The Best Policy

Democrats Can Win in November

How Tuesday’s election results should encourage them.

Sen. Blanche Lincoln

The instant analysis of Tuesday’s election results was hyperbolic: Incumbents are dead! The establishment is finished! The fringes have overtaken the middle! But the portents of doom are, as usual, overblown. A closer look at the results should give substantial comfort to a White House whose mantras are still “Change,” “Hope,” and “Yes We Can.”

First, the obvious: A public that has experienced multi-decade middle-class stagnation is ready to give new voices and ideas a chance, and that means great danger for incumbents. If the “new normal” is anything close to the last decade, we are in deep trouble: median income stagnant; job creation flat; family debt rising; income inequality increasing. More is being demanded by the public than a return to the grim economic realities of pre-recession 2007.

Second, as a consequence, the public is saying to politicians: If you don’t have some creative ideas about how to get where we want to go, get out of the way. The public seems to be adopting FDR’s famous saying: “Try something—if it fails, admit it frankly, and try another. But above all, try something.” The desire for a more fundamental shift explains the appeal of candidates with creative, slightly different ideas—from either side of the traditional ideological spectrum. Arlen Specter and Trey Grayson are quintessential status quo politicians, hence they lost.

Third, Democratic primary voters have not rushed to the fringes in a “tea party” manner. The Democratic winners were quite traditional candidates. Joe Sestak is, after all, a retired three-star admiral and a congressman *. He is a somewhat traditional Democrat whose campaign stood in stark contrast to that of Specter, whose recent conversion to the Democratic Party was purely cynical and tactical. Likewise, Blanche Lincoln and Bill Halter are both well within the mainstream of traditional Democratic politics, even if Halter is somewhat more of a populist and Lincoln hails more from the DLC.

Fourth, Rand Paul and the Tea Party are the Republican equivalent of “Yes we can” compared with Mitch McConnell’s nihilism. A McConnell-led Republican Party that has truly become the “party of no” left itself open to an alternative ideology that could channel the current populist anger and free-market rhetoric that drove the Republican Party for 30 years. Something beats nothing, and McConnell was offering close to nothing to a Republican base hungry for ideas. At least Paul and the Tea Party, incoherent as they may be, articulate an agenda of action, willing to take on concentrated power and wealth.

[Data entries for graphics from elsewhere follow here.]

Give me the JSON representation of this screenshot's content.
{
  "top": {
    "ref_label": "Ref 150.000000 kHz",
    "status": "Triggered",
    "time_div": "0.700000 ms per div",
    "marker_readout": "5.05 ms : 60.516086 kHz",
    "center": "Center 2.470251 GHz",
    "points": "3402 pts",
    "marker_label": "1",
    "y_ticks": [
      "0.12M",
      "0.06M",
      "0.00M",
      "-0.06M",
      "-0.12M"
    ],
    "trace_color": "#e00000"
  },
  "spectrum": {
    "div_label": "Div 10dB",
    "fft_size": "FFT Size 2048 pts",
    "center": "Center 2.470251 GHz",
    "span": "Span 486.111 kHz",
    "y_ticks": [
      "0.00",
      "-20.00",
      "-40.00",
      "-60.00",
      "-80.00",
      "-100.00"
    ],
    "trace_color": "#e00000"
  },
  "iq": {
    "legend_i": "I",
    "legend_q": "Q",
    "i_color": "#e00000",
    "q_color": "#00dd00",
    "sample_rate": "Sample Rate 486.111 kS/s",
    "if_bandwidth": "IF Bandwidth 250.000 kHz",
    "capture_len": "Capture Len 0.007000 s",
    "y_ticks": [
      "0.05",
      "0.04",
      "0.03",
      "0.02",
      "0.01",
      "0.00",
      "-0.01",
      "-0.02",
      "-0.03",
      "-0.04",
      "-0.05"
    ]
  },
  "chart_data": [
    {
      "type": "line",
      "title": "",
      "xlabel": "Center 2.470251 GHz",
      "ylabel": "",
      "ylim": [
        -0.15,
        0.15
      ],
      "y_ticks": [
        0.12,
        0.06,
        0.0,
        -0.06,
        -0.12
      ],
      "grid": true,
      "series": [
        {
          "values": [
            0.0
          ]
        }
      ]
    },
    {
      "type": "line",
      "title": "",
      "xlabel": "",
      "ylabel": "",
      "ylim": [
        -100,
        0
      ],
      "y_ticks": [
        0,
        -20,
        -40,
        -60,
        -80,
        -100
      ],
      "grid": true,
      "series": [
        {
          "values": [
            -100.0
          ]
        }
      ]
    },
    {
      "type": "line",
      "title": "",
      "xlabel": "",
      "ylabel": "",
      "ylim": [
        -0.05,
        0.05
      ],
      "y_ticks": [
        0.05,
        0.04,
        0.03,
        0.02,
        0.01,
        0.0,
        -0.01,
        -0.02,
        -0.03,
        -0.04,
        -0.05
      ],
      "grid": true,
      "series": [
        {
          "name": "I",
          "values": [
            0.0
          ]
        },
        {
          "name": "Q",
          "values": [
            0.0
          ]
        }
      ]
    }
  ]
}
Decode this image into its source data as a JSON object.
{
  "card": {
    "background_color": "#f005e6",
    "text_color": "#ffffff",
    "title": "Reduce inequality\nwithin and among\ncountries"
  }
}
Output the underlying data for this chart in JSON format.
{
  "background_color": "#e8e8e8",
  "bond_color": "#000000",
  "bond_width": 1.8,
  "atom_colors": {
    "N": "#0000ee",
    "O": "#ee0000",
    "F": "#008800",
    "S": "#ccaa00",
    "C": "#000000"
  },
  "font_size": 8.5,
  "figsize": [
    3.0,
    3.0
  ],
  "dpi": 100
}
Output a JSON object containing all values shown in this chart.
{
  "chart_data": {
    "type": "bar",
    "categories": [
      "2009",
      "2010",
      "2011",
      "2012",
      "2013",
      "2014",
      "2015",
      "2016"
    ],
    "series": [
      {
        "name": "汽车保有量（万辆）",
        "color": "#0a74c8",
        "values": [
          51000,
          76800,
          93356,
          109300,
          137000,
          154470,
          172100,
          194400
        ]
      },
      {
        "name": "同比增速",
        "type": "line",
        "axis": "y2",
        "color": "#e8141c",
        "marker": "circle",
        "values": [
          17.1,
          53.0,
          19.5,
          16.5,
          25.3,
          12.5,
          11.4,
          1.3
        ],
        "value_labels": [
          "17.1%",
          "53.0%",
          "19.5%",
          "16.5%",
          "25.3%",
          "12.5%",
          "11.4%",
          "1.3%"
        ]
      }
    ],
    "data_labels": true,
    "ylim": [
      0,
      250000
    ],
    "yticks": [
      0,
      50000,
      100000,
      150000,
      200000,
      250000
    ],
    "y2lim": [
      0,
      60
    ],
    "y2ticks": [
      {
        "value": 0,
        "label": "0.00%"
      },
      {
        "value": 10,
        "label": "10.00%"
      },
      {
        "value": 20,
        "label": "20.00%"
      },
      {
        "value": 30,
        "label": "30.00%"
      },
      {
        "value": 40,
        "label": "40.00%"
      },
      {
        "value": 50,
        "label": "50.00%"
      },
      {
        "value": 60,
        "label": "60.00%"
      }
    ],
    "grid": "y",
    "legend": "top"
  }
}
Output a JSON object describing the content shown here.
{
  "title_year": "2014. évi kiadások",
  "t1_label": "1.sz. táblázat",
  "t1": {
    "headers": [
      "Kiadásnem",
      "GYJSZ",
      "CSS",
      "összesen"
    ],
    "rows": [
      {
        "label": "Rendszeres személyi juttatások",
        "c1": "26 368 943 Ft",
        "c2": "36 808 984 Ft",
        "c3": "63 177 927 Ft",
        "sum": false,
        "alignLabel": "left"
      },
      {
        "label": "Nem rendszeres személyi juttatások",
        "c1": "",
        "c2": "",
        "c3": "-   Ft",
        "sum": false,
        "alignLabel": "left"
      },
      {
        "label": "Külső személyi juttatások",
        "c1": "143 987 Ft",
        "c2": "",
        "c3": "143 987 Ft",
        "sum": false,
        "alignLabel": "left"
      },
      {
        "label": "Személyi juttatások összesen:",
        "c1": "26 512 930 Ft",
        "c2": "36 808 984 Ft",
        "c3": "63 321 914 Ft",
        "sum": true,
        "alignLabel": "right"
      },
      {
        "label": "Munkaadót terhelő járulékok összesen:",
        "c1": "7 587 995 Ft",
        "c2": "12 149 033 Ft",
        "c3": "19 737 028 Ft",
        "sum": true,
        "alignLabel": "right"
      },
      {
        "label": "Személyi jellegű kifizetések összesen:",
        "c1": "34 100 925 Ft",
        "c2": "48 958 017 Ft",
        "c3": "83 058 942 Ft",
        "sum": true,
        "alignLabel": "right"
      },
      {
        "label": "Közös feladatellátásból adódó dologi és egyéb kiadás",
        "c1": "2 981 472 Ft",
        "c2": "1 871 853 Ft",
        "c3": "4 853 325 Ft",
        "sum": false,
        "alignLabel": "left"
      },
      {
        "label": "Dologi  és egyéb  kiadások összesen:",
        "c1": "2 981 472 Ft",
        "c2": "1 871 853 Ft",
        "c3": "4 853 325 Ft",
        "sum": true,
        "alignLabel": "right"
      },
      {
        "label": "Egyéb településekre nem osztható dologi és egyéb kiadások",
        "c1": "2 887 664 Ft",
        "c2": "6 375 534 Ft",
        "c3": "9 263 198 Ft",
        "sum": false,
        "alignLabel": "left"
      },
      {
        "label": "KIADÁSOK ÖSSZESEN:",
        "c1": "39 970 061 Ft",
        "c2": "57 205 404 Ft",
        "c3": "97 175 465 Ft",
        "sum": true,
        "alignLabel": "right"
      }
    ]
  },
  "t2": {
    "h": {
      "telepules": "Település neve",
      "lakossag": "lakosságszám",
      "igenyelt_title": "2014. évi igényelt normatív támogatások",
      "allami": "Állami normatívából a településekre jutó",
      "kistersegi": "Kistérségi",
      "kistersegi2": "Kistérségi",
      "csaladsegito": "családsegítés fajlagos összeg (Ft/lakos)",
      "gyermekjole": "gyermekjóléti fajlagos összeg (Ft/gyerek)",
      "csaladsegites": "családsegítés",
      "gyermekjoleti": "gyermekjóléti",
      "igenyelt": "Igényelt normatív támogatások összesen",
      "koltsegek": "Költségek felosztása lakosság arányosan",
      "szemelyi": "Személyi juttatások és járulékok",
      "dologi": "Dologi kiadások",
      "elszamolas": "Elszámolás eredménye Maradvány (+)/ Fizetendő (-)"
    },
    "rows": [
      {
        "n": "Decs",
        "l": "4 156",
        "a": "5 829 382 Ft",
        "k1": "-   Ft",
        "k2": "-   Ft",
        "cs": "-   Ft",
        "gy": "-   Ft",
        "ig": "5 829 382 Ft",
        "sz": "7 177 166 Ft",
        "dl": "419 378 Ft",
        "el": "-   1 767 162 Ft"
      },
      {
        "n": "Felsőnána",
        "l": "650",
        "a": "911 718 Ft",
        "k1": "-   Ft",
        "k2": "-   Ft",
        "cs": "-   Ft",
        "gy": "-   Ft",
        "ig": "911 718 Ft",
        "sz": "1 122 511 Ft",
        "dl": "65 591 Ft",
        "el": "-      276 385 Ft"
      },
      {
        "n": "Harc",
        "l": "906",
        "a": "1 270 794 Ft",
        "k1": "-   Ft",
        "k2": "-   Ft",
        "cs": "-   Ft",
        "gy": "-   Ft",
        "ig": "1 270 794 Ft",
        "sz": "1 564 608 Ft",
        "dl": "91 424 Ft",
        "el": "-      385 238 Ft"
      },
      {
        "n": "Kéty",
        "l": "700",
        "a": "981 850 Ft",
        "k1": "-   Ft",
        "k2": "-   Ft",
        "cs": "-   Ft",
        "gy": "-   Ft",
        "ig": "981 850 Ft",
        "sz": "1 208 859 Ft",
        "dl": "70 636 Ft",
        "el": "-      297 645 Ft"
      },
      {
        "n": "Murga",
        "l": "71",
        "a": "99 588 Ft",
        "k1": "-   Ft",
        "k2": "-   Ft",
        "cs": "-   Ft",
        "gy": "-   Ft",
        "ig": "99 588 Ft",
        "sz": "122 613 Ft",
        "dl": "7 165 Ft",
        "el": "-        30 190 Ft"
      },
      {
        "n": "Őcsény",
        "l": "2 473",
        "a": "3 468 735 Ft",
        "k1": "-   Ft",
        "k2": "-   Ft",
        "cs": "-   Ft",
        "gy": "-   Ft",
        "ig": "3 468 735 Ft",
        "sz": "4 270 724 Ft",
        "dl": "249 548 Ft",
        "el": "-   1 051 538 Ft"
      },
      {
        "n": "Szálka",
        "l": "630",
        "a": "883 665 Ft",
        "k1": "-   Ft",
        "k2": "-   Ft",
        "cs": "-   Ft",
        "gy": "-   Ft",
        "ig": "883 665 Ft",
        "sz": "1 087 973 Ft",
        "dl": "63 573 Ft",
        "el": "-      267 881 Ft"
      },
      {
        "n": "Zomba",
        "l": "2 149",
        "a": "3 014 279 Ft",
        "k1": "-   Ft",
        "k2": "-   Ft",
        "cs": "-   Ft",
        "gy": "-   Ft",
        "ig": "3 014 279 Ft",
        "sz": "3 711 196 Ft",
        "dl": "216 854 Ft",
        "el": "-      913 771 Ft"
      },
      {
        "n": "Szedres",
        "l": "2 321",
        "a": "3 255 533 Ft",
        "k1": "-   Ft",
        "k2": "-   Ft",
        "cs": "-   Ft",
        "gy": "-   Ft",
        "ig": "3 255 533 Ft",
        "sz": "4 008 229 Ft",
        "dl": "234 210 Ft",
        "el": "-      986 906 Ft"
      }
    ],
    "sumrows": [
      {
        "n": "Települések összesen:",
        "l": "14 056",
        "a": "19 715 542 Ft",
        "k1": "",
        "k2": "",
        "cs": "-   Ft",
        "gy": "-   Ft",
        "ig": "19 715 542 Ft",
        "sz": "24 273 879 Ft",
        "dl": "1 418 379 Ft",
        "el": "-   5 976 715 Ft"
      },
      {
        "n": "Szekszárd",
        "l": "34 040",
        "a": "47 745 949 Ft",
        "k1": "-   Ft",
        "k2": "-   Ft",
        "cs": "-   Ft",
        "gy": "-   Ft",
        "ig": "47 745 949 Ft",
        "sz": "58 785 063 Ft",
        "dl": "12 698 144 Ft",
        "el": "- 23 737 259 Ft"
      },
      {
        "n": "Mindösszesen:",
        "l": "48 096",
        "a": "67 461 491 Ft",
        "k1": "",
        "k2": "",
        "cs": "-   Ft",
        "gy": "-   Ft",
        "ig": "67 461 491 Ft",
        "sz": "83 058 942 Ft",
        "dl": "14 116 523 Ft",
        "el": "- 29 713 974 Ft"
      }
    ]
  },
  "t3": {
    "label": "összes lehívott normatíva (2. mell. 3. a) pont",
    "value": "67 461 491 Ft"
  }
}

Fifth, perhaps the most surprising result of the week occurred in New York, where 619 of 670 school budgets on the ballot were passed, despite predictions that a significant percentage, perhaps as many as half, would be rejected. While the public is tired of constant bailouts and unceasing support for companies that haven’t performed, it is still willing to approve taxes for essential services and investments in the future.

Sixth, the ethos of this White House is act, act wisely, and be willing to break with the past. For the White House to embrace Specter over Sestak was a potent and visual statement of emerging status quo-ism that the administration must now reject. A tactical deal to get Specter as a 60th Senate vote could have alienated a base energized by a desire for innovation and change.

But by harnessing its inherent desire to act, experiment, and plunge into the sometimes-uncomfortable realm of the unknown, the Obama White House can still control the agenda going into the November elections. Yes, the core unemployment rate will remain too high, but the reality and perception of creative efforts in energy, education, financial regulation, and job creation will permit the mantle of change to be squarely with the Obama administration. That is the path to victory for Democrats in November.

Correction, May 25, 2010: This article originally misidentified Joe Sestak as a former congressman. Sestak is currently serving in Congress. ( Return to the corrected sentence.)